Сивоок молча пошел к воротам, над которыми вызванивали медные колокола. От разговора сам раскачивался, подобно колоколам, боялся, что вместе с пустыми словами вытряхнется у него из сердца все то, что так нежданно-негаданно вошло в него, поэтому без лишних слов удовлетворял желание Лучука; они прошли под колоколами, возвышавшимися над воротами, по протоптанной бесчисленным множеством ног тропинке пробрались вдоль ограды к тому месту, где летели из-за нее медные кони, и свернули на главный киевский – Бабий торжок.
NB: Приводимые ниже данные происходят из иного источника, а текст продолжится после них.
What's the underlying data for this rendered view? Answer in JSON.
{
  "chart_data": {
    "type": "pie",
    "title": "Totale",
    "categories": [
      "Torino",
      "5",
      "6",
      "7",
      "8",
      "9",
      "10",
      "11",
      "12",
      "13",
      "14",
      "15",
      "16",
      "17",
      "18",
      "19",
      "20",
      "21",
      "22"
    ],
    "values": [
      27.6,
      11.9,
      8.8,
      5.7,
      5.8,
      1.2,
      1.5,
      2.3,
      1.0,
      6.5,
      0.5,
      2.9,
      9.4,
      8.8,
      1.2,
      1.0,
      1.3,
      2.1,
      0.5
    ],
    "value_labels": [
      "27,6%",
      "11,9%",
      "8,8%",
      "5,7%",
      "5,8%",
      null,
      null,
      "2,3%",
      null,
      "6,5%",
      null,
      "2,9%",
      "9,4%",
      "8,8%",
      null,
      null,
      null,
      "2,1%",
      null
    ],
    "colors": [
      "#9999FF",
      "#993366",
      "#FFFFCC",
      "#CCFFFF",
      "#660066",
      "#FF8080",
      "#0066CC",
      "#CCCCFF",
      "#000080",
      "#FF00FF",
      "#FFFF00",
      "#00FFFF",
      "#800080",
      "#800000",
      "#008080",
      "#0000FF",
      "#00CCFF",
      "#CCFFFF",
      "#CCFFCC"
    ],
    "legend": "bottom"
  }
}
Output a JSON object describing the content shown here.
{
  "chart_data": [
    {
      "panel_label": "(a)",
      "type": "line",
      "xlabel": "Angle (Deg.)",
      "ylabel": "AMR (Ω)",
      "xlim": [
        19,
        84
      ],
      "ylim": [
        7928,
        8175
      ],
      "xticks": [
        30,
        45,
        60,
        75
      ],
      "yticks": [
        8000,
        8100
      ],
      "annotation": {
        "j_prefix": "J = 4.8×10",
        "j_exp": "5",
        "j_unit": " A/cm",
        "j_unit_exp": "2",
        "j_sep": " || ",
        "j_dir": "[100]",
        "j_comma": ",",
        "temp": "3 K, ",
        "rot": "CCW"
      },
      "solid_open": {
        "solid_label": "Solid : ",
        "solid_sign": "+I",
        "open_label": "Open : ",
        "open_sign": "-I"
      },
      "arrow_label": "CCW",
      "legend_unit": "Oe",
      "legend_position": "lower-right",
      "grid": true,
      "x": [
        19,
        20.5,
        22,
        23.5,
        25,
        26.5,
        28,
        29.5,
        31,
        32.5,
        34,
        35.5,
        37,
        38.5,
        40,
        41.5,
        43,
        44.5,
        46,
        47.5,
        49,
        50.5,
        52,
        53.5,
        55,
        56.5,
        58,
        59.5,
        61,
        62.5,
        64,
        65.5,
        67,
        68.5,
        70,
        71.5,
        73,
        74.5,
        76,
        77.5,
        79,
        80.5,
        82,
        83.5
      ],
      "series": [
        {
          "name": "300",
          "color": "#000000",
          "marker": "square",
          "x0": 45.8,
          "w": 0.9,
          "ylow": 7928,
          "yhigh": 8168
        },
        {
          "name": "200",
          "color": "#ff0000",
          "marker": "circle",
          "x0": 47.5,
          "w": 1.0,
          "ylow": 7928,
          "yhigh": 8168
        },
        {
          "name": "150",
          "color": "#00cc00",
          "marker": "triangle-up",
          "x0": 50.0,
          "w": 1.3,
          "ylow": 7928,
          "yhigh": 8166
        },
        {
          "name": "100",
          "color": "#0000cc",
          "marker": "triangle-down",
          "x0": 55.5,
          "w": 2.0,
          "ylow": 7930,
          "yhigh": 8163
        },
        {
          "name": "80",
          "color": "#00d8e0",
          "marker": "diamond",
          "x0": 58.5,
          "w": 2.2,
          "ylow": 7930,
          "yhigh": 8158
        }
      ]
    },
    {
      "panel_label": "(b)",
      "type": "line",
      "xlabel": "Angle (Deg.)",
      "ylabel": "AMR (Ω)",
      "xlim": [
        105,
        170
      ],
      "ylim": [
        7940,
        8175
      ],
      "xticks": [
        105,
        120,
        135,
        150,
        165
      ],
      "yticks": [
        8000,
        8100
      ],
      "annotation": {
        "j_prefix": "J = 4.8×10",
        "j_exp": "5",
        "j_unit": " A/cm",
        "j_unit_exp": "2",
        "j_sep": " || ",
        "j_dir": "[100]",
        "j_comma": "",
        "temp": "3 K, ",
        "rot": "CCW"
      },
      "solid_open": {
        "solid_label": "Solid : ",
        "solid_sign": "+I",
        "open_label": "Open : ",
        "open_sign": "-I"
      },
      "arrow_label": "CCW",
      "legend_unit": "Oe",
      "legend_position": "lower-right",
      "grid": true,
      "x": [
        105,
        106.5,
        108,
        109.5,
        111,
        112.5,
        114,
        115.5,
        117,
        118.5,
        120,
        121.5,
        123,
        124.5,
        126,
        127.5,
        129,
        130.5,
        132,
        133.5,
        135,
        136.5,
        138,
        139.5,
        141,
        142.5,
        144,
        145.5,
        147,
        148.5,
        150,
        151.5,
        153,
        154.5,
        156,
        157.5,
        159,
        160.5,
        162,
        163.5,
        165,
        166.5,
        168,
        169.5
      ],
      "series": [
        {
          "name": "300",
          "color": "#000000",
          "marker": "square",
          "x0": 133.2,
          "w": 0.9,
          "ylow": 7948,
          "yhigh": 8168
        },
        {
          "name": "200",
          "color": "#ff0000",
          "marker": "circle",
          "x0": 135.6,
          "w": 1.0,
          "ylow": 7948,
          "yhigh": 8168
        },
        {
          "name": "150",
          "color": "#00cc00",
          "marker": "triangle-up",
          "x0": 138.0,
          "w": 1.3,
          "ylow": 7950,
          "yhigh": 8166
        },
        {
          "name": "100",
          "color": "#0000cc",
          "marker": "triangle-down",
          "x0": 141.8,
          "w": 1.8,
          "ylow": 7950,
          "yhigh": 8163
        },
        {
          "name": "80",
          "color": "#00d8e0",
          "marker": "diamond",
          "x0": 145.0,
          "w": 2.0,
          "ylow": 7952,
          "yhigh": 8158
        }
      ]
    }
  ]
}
Давка, крик, конское ржание, скрипение возов, выкрики вооруженных всадников, клекот разных голосов и разных языков, гоготанье и кудахтанье птицы, визжание свиней, звяканье и бренчание, цоканье и бормотание, брань и свист, топот и визг, пение и гусельное гудение, запахи скоры и меда, заморские ароматы и дурманящий дух жареного мяса, неистовая пестрота земли, вод и дебрей, проклятья и лесть, угрозы и мольбы, хвастовство и уныние, а над всем – вранье, обман, плутовство, на́ те, убоже, что мне негоже, ежели не я тебя, то ты меня… Но хлопцы были еще слишком неопытны, слишком мало еще они терлись среди хитрого городского люда, чтобы постичь все многообразие торга и проникнуть в его глубочайшие основы. Их закрутило, завертело, подхватило течениями, они тоже разевали рты, таращили глаза, щупали пальцами, нюхали, пробовали, отведывали, торговались, их тоже толкали, дергали, приглашали и прогоняли, и они чувствовали себя то богачами, готовыми купить все, что видят глаза, то несчастными лесовиками, которым никто не уступит и куска хлеба. Они слышали о киевском торге, еще и не будучи здесь, были приготовлены ко всему, но не к такому. Они то задыхались от невыносимой давки, от испарений мокрой и грязной одежды, от сладковатого запаха вспотевших тел, то им вдруг хотелось еще глубже проникнуть в дикий людской водоворот, и они бросались туда стремглав, как в воду, и затем с трудом выбирались на волю, отфыркиваясь и встряхивая головой. Их носило по торгу туда и сюда, крест-накрест, и в бурной неразберихе кружило так, что невозможно было разобраться, где одесную, а где ошуюю, и так в неистовом блуждании очутились они возле возков, накрытых потемневшими от непогоды будками, и возов открытых, старых и еще совсем новых, возле которых хлопотали шустрые медовары и пивовары, вынимали затычки из новых и новых бочек, подставляли ковши и чаши под тугие струи напитков, подносили питье толпившимся вокруг торговым людям, умело прятали плату в прочные кожаные мехи или в замысловатые деревянные сундуки под собой, а вокруг чернели открытые рты, посверкивали белые зубы, макались в густые меды черные, рыжие и русые бороды и усы, текло по бородам, попадало в рты и не попадало, и свет тут шел в круговорот, свет тут был веселый, беззаботный, добрый и щедрый.